Cette peur obsédante aura semé sous ses pas des mines antipersonnel sur chacune
des routes qu’il a empruntées. Routes sur lesquelles d’autres l’auront placé
ainsi que celles qu’il choisit lui-même de suivre. Sans cesse la peur de ne pas
mériter la vie; de se percevoir comme traître à sa famille, à sa race. Sans
relâche, les dents serrées dans leur muselière de silence à l’image de celles
des bergers-allemands de son enfance, masques de cuir les empêchant de mordre,
de tuer. Les yeux mirent longtemps à amincir leurs orbites, pour cesser de
s’enfoncer dans les mêmes horreurs. Tous ses sens en furent paralysés. On le
soigna avec le médicament de la religion, servi à toute heure du jour, à toutes
les sauces. On le réveillait la nuit pour une prière alors qu’il ne dormait
pas. Il ne dormait plus. Ses nerfs continuellement tendus dans une salle de
cinéma où, redondant, le même film abject recommençait à jouer.

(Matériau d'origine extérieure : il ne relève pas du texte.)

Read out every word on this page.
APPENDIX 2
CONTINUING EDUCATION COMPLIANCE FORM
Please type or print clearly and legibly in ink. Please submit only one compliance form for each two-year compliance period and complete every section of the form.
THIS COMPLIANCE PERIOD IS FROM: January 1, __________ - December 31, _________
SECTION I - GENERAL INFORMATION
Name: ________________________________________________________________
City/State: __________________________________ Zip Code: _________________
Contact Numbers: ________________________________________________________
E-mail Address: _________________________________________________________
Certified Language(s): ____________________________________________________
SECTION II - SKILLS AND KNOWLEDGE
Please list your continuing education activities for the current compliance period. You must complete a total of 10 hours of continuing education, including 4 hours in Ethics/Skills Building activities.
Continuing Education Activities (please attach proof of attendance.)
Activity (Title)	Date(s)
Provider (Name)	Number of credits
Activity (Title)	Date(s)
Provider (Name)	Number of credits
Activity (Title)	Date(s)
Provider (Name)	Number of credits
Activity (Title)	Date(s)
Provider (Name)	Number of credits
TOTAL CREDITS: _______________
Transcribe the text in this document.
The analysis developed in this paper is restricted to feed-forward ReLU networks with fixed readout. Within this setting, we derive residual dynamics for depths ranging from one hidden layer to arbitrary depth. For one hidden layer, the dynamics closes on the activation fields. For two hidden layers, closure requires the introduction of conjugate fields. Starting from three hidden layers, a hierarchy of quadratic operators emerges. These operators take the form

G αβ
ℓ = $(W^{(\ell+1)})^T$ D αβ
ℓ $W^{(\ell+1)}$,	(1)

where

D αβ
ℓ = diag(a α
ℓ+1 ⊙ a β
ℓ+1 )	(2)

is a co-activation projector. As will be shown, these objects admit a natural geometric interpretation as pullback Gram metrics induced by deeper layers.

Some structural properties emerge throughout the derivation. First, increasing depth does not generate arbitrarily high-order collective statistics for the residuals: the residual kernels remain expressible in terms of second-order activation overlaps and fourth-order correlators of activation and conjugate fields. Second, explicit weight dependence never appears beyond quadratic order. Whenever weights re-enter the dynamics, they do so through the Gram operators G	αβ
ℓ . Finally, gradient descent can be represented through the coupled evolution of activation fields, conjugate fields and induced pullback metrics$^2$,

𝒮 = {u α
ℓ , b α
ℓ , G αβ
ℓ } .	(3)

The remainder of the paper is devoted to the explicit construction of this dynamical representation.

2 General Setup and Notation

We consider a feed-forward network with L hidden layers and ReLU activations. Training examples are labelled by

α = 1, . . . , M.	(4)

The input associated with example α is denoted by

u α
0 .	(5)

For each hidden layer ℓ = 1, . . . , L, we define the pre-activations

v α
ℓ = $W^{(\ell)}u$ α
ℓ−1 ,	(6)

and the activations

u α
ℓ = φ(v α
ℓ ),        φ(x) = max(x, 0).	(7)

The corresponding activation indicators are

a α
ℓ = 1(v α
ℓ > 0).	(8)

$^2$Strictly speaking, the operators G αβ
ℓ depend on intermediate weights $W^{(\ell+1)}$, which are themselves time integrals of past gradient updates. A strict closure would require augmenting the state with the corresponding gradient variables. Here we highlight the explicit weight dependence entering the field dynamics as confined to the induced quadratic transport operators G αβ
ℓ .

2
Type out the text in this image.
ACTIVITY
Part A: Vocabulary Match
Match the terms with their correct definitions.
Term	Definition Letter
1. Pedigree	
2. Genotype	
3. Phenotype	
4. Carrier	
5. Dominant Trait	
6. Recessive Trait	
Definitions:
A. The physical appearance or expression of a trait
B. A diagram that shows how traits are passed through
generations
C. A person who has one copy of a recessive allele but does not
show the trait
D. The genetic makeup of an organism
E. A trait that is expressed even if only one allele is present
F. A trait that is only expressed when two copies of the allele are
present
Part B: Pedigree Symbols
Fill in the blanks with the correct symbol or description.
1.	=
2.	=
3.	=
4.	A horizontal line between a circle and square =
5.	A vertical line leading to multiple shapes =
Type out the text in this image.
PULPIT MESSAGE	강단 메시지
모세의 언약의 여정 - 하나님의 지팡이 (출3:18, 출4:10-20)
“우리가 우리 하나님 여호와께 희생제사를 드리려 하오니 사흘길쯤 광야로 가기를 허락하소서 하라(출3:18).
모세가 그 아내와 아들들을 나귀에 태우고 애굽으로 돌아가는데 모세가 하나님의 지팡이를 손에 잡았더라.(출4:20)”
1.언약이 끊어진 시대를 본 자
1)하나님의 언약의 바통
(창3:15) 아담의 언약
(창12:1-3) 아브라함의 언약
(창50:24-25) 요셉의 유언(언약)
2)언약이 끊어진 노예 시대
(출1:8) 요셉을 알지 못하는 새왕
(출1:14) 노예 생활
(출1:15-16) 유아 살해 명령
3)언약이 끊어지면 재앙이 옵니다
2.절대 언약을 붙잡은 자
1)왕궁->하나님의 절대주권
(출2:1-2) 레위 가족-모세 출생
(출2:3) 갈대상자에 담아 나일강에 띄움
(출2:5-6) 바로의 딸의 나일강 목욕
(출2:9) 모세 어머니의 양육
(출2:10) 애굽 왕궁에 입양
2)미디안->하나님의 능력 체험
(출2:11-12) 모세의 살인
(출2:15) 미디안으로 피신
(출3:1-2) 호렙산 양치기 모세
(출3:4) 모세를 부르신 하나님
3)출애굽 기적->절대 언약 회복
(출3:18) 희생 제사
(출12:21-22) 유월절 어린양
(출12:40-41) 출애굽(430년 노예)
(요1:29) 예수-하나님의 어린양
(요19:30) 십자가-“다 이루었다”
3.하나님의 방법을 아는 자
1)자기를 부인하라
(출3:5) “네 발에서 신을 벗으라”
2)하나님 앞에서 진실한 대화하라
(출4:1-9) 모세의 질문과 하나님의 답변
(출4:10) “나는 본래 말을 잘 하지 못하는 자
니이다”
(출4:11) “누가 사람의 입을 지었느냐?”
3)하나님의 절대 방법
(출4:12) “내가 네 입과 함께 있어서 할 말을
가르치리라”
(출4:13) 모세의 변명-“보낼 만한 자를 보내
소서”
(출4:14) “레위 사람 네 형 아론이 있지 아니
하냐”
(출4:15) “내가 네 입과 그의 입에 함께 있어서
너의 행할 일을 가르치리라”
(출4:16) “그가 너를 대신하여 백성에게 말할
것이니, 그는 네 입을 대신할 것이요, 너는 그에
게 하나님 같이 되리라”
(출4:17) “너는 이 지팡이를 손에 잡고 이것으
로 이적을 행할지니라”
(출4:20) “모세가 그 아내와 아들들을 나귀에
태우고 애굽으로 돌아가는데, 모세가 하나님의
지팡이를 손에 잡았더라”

Il aurait voulu crier « Je ne peux pas… », on ne l’aurait
pas entendu. Si le docteur Freud n’était pas décédé avant la guerre, Daniel
Bloch lui eut été amené. On songea à Bruno Bettleheim, lui-même un
survivant des camps de concentration, mais il avait déjà quitté pour les USA. Son
cri, on l’associait toujours aux premières années de sa vie, son « Je ne
peux pas… », son « Suis-je un traître? », il les projetait
autant sur la perte de sa foi que sur ce lancinant sentiment de honte de
n’avoir pu répondre aux espoirs semés en lui. L’hostile cauchemar, non-stop, le
lui rappelait amèrement. Il mit tous les efforts possibles pour le chasser.
Sans succès. Il revenait le frapper dans tout son corps. Dans toute sa
faiblesse.
À soixante-dix ans, peut-on encore se battre contre un spectre imaginaire?
Doit-on l’enfouir en soi comme dans un charnier? Daniel Bloch n’aura
souffert qu’une seule fois, une souffrance globale qui tenaille le corps et
l’esprit à tout jamais; une boule de neige gonflée ramassant sur son passage les
autres qui s’accumulent au fil du temps. Se battre contre un spectre chimérique
qui, un jour vous accuse, un autre vous condamne, mais jamais ne vous laisse en
paix… car la paix n’existe pas.
« Et si je cessais d’avoir peur? Oui, mais on fait comment? Et si je
cessais d’être religieux? Oui, mais on remplace par quoi? Et si ma traîtrise
n’avait jamais été? Oui, mais comment expliquer la honte d’être celui qui n’a
rien fait? Je n’ai pas crié quand mes parents disparurent en fumée. Pourquoi
ces hésitations au moment de l’action? Pour l’éloigner de moi? Comment cesser
d’être l’indiscret témoin de la vie des autres? Comment éloigner ce spectre
puant le remords, charriant la forfaiture, rabattant toutes les nuits les mêmes
images d’ombres écrasant la mienne? »
Le spectre prend la parole… Daniel Bloch se plaque à la fenêtre…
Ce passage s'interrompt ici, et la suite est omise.